A Dastard's Deed
First they Quarreled and Then Kenneth Blake Kills William Rowley
The Murderer Boasts of His Work and Quietly Leaves the Community
Article taken from The Portsmouth Times, September 23, 1893
Kenneth Blake is a murderer and a fugitive from justice. He was a blacksmith and lived with his family at Harrisonville, this county. William Rowley, a farmer of the same neighborhood, was his victim and according to the evidence already at hand the killing was one of the most audacious ever committed in the county. Our special correspondent at Scioto P. O. sends us the following brief account of the affair:
"A cowardly crime was committed Saturday evening about four o' clock, on the public highway, near George Clark's about sciotoville. Kenneth A. Blake, while coming from town, met William Rowley, insulted, challenged him to fight, then shot and killed him instantly. Rowley, we judge, was about thirty-five years old and was considered in most respects a fine man. He leaves a wife two children with many friends. The funeral was preached by M. H. Brown, at the old Presbyterian church, of Pleasant Valley, Sunday about three o' clock. The house would not begin to hold the congregation present.
Blake the man who did the shooting, while he has not done any crime before, was considered by many as a hard character. At last reports he was at large, having came home after doing the deed, and then taking to the woods and has not been seen since. Wesley Boyer and one of his boys was with him when he struck down his victim. He leaves three boys by his first wife, from whom he was divorced, and one child by his last. The boys will probably carry on the business, that of wagon-making and blacksmithing."
It seems that at the bottom of the crime was an envious feeling between the two men. When they met a quarrel arose about the workmanship of Blake on a wagon he had made for a customer. The lie was passed and the two men alighted from their vehicles and started toward each other. Blake drew his revolver and shot Rowley who died immediately.
The strangest and most unaccountable feature of the murder is the fact that Blake boasted to several person that he had killed Rowley and yet the perpetrator of the deed walked out of the community and is still at large. Those who witnessed the murder and those to whom Blake confessed his deed were dazed by the audacity of the man, and not one thought of trying to prevent his escape.

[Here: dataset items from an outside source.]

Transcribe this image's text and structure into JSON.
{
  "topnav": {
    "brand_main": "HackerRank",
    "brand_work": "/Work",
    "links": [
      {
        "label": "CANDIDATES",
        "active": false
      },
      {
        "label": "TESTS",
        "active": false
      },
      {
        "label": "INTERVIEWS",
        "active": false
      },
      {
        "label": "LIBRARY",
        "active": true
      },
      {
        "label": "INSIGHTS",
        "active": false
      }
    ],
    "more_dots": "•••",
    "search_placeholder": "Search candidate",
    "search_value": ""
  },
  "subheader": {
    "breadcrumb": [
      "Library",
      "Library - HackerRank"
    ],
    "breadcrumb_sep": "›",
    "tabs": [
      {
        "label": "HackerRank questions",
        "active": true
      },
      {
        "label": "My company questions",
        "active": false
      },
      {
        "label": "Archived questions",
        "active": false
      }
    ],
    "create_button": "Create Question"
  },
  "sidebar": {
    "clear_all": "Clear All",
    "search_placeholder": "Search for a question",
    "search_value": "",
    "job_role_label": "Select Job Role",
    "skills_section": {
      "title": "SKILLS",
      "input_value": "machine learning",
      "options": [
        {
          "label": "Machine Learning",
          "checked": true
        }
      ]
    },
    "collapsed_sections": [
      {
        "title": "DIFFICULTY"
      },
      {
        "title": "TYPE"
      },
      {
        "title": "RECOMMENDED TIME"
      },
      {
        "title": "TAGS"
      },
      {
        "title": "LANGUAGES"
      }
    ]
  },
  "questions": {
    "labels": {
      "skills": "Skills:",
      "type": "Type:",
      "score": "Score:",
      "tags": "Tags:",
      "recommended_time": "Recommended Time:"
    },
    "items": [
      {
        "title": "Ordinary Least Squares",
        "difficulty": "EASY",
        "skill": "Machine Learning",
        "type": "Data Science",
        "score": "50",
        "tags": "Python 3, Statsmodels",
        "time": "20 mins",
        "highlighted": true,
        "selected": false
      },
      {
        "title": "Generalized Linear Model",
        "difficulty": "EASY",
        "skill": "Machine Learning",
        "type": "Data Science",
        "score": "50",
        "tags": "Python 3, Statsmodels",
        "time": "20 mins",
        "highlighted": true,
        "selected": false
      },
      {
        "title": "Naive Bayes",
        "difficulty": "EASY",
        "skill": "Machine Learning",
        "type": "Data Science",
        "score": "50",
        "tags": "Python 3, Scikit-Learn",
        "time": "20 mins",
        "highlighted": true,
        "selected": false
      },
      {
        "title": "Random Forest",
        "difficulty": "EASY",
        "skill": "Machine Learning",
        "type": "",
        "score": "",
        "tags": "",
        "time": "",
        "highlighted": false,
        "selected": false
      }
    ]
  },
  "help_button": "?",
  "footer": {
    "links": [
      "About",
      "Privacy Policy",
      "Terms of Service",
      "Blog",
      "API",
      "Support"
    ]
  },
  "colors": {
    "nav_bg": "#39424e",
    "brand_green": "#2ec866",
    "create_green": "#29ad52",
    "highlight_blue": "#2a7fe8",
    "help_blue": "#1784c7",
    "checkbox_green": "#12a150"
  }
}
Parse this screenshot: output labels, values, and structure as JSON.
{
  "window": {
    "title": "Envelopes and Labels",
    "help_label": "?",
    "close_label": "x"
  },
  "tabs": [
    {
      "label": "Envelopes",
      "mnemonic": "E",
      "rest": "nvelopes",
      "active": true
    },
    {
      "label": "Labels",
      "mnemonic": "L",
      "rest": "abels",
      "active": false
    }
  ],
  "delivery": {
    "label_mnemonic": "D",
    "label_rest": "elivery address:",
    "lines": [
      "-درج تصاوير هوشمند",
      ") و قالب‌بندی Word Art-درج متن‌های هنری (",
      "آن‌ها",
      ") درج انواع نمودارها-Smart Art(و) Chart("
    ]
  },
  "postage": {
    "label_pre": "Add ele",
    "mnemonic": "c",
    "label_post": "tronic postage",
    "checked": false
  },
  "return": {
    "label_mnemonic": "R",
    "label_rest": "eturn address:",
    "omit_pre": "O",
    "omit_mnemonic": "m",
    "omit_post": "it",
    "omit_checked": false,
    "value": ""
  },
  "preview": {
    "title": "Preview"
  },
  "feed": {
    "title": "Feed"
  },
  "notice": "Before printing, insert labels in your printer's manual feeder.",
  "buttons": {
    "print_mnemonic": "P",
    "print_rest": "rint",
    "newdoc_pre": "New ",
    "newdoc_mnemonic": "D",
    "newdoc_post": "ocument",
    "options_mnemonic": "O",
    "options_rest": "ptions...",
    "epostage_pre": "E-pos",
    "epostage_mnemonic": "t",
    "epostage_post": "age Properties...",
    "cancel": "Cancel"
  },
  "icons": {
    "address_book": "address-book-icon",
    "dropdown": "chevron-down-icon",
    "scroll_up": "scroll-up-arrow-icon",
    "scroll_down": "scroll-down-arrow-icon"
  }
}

Saturday night Dr.'s Lottridge and Bing, of this city, held a post mortem examination on the body of the murdered man. Sunday Coronor Davidson held an inquest and took the testimony of several important witnesses, among them John Rigrish, Henry Lantz, Chas Purdy, Jesse Lee, George Clark and William Irwin, to all of whom Blake told his story; and Wesley Boyer, with whom Blake was riding, and who witnessed the murder.